Adrienne Rich mümkün olanın sanatı hakkında “şiir kendi yolunu gerçekliğin görünmez boşluklarında bulur” diye yazıyordu. Hiçbir şey gerçekliği görünmez ve güçlü bir şekilde yırtıp geçmede aşktan daha kuvvetli değildir ve hiçbir şey esrimiş söküğü dikmekte Anne Sexton’ın 1969 tarihli -Sexton’ın ‘dokunuşun… fiziksel ve duygusal dokunuşun kutlaması olarak tanımladığı ve Pulitzer ödülünü aldıktan iki yıl sonra yayınladığı- aşk şiirlerinden daha yetkin değildir.
Denise Levertov’un şiirlerini görselleştiren çok yetenekli ve anlayışlı sanatçı ve müzisyen Ohara Hale’den bir kez daha benimle çalışmasını ve Anne Sexton’ın -kendi seslendirdiğim- “Bir Leydi İçin Şarkı” isimli şiirini hayata getirmesini rica ettim. Bu şiir, iki kadın arasındaki aşkı anlatan en büyüleyici ve güzel şiirlerden bir tanesi.
Hale’in Symmetrics projesinden orijinal bir müziği de içeren bu animasyonu başlı başına bir şiir olmuş.
“Bir Leydi İçin Şarkı”
Göğüslerin ve ufak kalçaların gününde
pencere titriyordu kötü bir yağmurla
bir papaz gibi çıkıp gelen yağmurla
birleştik, aklımız başımızda ve aklımızı kaybedercesine
kaşıklar gibi uzanıyoruz uğursuz yağmur düşerken
dudaklarımıza bir sinek gibi
ve hoşnut gözlerimize, minik kalçalarımıza“Yağmurluyken bu oda çok soğuk” demiştin sen
ve sen, kadınsı sen çiçeğinle
ibadet ederken bileklerime ve dirseklerime
Ulusal bir mahsul ve güçsün sen.
Ah benim kuğum, kölem, benim yünden gülüm
bir noter tarafından bile onaylanabilirdi yatağımız
sen beni yoğururken ve ben bir ekmek olurken
Hale’nin açıların hipnotizmasına dayalı olan konsepti efsanevi nörolog Oliver Sacks’in ve kör insanların dünyayı nasıl algıladığına dair çalışmasından esinlenmiştir – bir köpek farklı açılardan bakıldığında yalnızca tek bir köpek olarak değil birden çok köpek olarak algılanır. Pek çok açı görsel olarak köpek şekline sahip olmasa da, hala köpek algısını yaratır.

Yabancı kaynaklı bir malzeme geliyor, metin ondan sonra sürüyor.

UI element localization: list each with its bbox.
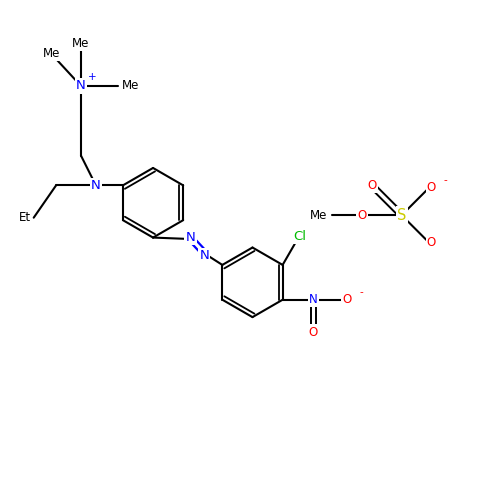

Hale, Sexton animasyonuna yerleştirdiği bu çarpıcı fenomeni şöyle açıklıyor:
Köpek adı verilen belli belirsiz bir şeklin fikri hoşuma gidiyor. Köpeğe benzemiyor ama yine de o bir köpek. Daha yakından bakarsanız, önünüzde duran şeye dair tahminleriniz değişiklik gösterebilir.
Her kare benim için bir sanat çalışması. En sevdiğim kareler ise, söz konusu nesnenin görünmez, belirsiz şekli; ancak yine de o nesne olan kareler.
Bu animasyonda bir kuğunun farklı açılarına yavaşça göz atıyoruz. Bazen, onu fark edebilir ve bazen fark edemeyebilirsiniz.
Kuğu, tabi ki, bu şiirin nesnesi. Bir şeyi gerçekten sevmek, onu tüm açılardan sevmeyi gerektirir – çekici ve çekici olmayan yanlarını, tanıdık ve tanıdık olmayan yanlarını, içini ve dışını. Bir şeyi bütünüyle sevmek her açıyı anlamak ve takdir etmektir.
Benim için bu animasyon, aşkın bir örneği, aşkın bir deneyimi, aşkın başka bir açısı. Bir açıya sahip olduğunuzda, pek çok kapı size açılacaktır.